Disney: You make a film because you know that something really important happens in that darkened room. When you really lose a sense of who you are and where you’re sitting, there’s something really magical about what happens when the lights come up and there’s this opportunity to be in community about what just happened. I don’t think there’s anything quite as powerful. When you start out as a documentary filmmaker, you’re thinking in terms of what you can change in people’s hearts. From my first film Pray the Devil Back to Hell through Armor of Light, I sat and watched hearts change. All of the arguing and rational conversation in the world was never going to move people the way a film moves people. Years ago I had never heard of DCTV. They invited me to screen Armor of Light down there, and it was like a big, giant lovefest from the second I walked in there. So when I heard that they were opening a theater, I was so excited to get like-minded people together—people who really understand documentary, who really understand the special, amazing power it has.
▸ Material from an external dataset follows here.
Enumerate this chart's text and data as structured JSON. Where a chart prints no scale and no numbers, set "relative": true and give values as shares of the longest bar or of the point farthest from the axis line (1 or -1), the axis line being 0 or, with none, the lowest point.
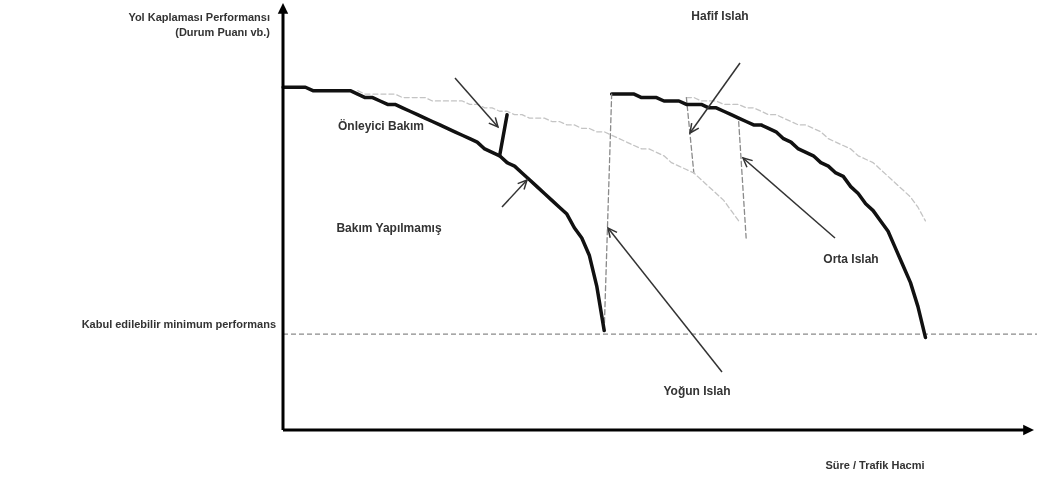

It’s such an honor to be the opening night film. It just feels so right to land there.
Hughes: To be the opening night film at DCTV is amazing. They are the heart and soul of real documentary filmmaking. They’ve committed themselves to doing the kind of filmmaking that is hard to do, and they obviously love it so much. They educate children, they bring in the community, they work with other filmmakers. It’s almost like being invited to a club you’ve always wanted to be a part of.
Disney: By the way, the second film they’re showing, Reid Davenport’s I Didn’t See You There, is such a great example of everything a documentary should accomplish. It takes you right inside of how he sees the world, you get to see the world through him. He’s a really extraordinary guy.
Filmmaker: I mean, you both have also done a lot of great things through your production company Fork Films, including funding for a lot of great recent documentaries. Cameraperson and Strong Island, for example.
Disney: That’s the real Disney superpower I love having: being able to help filmmakers make those films.